Former South African cricketer and coach for Pakistan Super League (PSL’s) Karachi Kings, Mickey Arthur, has been been appointed as Pakistan cricket team’s head coach, confirmed the Pakistan Cricket Board (PCB) on Friday.
The board has issued a confirmation on the appointment.
The post was left vacant after Waqar Younis resigned following Pakistan’s disastrous World Twenty20 in India, where they triumphed in only one of four matches before crashing out.
Pakistan’s search for a new national coach hit a fresh roadblock on Thursday as officials said their top pick, Australia’s Stuart Law, turned down the offer to coach the ailing national team.
The Pakistan Cricket Board (PCB) formed a two-man committee — comprising ex-captains Wasim Akram and Ramiz Raja — to conduct the search for a new coach.
They shortlisted Law and his fellow countryman Dean Jones, England’s Andy Moles and South African Mickey Arthur.
Former England coach Peter Moores had also turned down an opportunity earlier to succeed Waqar Younis as the new Pakistan coach. Moores had said he declined a chance to return to international coaching after England sacked him for the second time last year.

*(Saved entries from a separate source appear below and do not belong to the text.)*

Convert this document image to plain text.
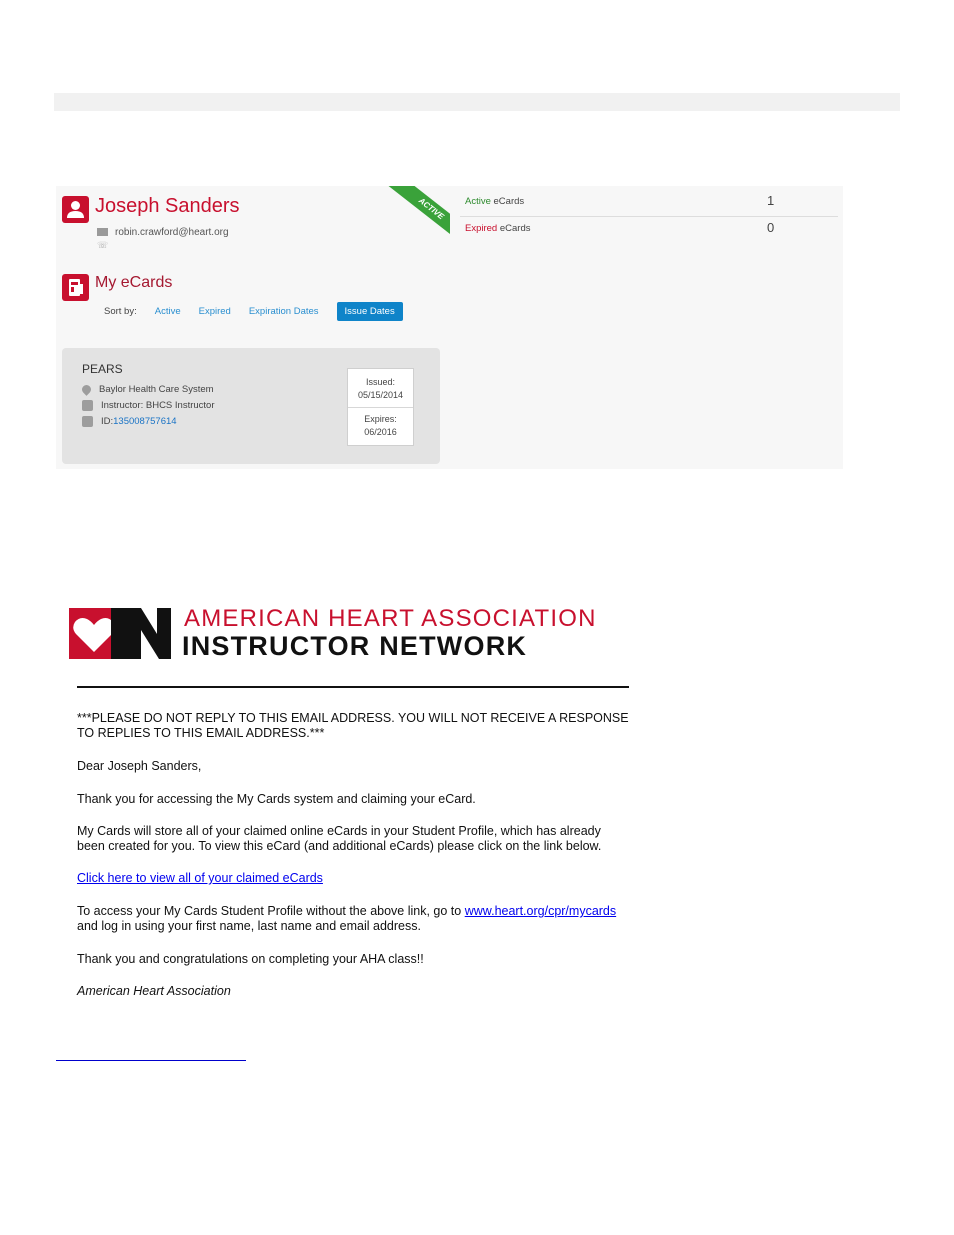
Joseph Sanders
robin.crawford@heart.org
☏
My eCards
Sort by: Active Expired Expiration Dates	Issue Dates
PEARS
Baylor Health Care System
Instructor: BHCS Instructor
ID: 135008757614
Issued:
05/15/2014
Expires:
06/2016
ACTIVE	Active eCards	1
Expired eCards	0
AMERICAN HEART ASSOCIATION
INSTRUCTOR NETWORK
***PLEASE DO NOT REPLY TO THIS EMAIL ADDRESS. YOU WILL NOT RECEIVE A RESPONSE
TO REPLIES TO THIS EMAIL ADDRESS.***
Dear Joseph Sanders,
Thank you for accessing the My Cards system and claiming your eCard.
My Cards will store all of your claimed online eCards in your Student Profile, which has already
been created for you. To view this eCard (and additional eCards) please click on the link below.
Click here to view all of your claimed eCards
To access your My Cards Student Profile without the above link, go to www.heart.org/cpr/mycards
and log in using your first name, last name and email address.
Thank you and congratulations on completing your AHA class!!
American Heart Association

Coaching Pakistan, traditionally a fractious bunch of talented individuals, is one of the toughest jobs in international cricket.
The job is complicated by the relatively low pay and Pakistan’s security issues, while attempts to build relationships with volatile national players are often hampered by its high turnover.
Pakistan has had four foreign coaches in the past: Richard Pybus (two tenures in 1999 and 2002-03), Bob Woolmer (2004-07), Geoff Lawson (2007-2008) and Dav Whatmore (2012-14).
The board’s budget for the head coach salary is reportedly $16,000 to $20,000 per month — much less than similar positions elsewhere.
Foreign coaches balk at touring a country where international cricket has been suspended since an extremist attack on the Sri Lankan team bus in Lahore in 2009.